Jun 23, 2022 01:12AM ET
The Bank of Canada has come under rare attack from critics after misjudging inflation and committing to rigid forecasts that prevented it from responding quickly when prices soared and the Canadian economy began to overheat.
As one of the world's leading central banks, it is now forced to play catch-up and raise interest rates more aggressively than originally expected, while Canadian household debt is reaching new highs and far exceeding that of other G7 countries.
Faced with a possible recession, the bank is facing questions from politicians, economists, and even the public about the opacity of its decision-making process and is again demanding that meeting minutes be made public, as is the practice of many of its peers.
For its part, the Bank of Canada has acknowledged mistakes and promised more transparency, including an analysis of inflation forecast errors planned for July.
Still, it faces almost daily attacks from politician Pierre Poilievre, the opposition Conservative Party's top candidate, who regularly accuses the central bank on social media of being incompetent and a puppet of the government.
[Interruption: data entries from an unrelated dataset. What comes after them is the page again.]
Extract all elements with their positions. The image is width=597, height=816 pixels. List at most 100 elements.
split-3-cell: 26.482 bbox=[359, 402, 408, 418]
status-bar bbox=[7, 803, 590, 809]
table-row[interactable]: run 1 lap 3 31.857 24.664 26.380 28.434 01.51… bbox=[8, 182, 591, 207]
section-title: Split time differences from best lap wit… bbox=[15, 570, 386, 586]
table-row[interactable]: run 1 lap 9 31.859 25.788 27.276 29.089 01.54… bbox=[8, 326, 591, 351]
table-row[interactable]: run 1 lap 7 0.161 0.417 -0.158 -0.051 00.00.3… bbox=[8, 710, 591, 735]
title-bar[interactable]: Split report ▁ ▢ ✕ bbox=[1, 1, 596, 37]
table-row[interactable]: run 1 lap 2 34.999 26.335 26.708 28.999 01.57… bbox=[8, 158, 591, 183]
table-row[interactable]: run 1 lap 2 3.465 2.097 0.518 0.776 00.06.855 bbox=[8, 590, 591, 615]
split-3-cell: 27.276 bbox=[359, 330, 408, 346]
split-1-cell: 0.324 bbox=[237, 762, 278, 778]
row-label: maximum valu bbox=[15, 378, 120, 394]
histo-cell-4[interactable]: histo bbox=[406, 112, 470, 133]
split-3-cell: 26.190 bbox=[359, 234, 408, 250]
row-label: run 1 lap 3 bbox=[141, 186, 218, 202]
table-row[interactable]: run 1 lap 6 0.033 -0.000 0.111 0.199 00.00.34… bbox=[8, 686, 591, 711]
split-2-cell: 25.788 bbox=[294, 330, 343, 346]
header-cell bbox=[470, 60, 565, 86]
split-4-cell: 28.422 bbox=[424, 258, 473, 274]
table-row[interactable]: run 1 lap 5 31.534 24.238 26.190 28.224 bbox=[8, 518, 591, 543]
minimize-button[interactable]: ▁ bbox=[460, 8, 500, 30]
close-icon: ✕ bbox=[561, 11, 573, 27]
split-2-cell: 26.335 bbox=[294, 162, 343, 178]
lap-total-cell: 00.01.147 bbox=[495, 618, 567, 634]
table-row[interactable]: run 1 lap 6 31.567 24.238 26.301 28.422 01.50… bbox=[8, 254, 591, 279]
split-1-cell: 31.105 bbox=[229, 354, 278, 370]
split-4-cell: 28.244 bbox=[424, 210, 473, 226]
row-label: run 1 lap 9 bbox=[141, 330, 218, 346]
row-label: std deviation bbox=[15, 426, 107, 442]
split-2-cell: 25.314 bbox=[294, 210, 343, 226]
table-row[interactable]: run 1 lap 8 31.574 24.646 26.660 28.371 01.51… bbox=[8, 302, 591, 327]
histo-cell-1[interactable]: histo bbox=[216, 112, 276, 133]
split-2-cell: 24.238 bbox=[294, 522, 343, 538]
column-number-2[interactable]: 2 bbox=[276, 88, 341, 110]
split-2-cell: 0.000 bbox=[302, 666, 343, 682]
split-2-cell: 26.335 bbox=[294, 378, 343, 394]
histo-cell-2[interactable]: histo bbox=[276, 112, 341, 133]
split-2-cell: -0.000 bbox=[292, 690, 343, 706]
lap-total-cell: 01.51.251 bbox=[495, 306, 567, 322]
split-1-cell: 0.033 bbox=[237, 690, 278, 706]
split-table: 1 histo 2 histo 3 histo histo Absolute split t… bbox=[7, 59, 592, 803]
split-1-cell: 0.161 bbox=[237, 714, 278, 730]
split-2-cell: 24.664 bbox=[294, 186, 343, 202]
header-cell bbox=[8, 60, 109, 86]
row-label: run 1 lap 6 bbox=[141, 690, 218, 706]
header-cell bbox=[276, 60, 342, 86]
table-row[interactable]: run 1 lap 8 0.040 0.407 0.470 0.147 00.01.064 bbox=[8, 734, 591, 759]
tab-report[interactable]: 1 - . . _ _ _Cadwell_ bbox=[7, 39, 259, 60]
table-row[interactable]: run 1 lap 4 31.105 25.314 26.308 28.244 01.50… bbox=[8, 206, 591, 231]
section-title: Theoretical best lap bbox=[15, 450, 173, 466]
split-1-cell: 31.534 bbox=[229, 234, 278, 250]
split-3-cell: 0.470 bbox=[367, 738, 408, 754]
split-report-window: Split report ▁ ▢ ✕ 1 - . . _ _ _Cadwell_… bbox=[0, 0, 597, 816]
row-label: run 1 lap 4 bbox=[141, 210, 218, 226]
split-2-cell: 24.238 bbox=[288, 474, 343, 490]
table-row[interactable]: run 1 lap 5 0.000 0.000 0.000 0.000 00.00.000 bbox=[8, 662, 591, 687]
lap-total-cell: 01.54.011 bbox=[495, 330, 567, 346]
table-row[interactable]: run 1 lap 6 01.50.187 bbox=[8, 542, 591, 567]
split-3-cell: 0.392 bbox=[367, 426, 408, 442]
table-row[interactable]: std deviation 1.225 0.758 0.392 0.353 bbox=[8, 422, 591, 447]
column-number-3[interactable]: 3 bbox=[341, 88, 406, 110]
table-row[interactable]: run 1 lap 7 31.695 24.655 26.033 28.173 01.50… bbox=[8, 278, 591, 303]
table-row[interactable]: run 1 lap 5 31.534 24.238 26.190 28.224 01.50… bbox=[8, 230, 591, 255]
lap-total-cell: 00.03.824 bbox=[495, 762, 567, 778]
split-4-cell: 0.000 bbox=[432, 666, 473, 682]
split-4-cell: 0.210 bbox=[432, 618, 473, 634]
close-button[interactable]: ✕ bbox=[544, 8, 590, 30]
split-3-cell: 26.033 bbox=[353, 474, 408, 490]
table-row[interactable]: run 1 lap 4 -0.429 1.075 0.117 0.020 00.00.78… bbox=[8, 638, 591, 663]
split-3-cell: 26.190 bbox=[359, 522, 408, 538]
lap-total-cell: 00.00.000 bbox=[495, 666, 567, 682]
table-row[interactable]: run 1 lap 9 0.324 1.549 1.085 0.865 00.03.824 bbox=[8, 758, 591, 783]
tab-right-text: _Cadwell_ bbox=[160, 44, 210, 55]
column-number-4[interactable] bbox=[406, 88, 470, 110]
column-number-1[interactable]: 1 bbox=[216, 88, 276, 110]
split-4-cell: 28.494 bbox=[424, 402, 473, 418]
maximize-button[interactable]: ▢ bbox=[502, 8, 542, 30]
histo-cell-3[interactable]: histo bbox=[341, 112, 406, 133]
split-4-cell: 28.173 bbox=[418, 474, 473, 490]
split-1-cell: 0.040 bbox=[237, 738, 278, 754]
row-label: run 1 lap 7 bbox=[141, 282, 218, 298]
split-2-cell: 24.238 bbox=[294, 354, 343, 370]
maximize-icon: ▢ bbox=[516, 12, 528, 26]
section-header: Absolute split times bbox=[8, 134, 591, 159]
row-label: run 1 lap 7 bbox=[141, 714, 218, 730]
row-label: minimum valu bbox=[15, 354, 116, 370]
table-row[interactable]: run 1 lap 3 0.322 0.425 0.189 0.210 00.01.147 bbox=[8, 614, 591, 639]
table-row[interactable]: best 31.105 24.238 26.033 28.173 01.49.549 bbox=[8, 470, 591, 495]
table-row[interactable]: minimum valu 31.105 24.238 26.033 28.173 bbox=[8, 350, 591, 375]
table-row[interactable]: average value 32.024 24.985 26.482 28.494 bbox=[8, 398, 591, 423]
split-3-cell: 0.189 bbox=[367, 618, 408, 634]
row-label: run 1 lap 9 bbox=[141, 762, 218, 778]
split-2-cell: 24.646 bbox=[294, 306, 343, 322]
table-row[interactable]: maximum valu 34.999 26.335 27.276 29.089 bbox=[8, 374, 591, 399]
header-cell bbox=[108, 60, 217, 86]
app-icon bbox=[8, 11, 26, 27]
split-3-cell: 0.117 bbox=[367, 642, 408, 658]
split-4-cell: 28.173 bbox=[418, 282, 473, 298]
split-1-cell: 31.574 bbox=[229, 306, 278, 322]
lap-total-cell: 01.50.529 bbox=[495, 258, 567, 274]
He has also promised to fire Governor Tiff Macklem if elected, which would require a change in the law but still underscores the level of discontent.
The Bank of Canada, which is independent in setting policy, has not faced such political pressure since the early 1990s, when then-Liberal opposition leader Jean Chretien railed against Governor John Crow for his high-interest rate policies.
Like many other central banks, the Bank of Canada viewed inflation as "temporary" or "transitory" until the fall of 2021 and did not begin raising interest rates until March 2022, when inflation was already more than double the 2% target.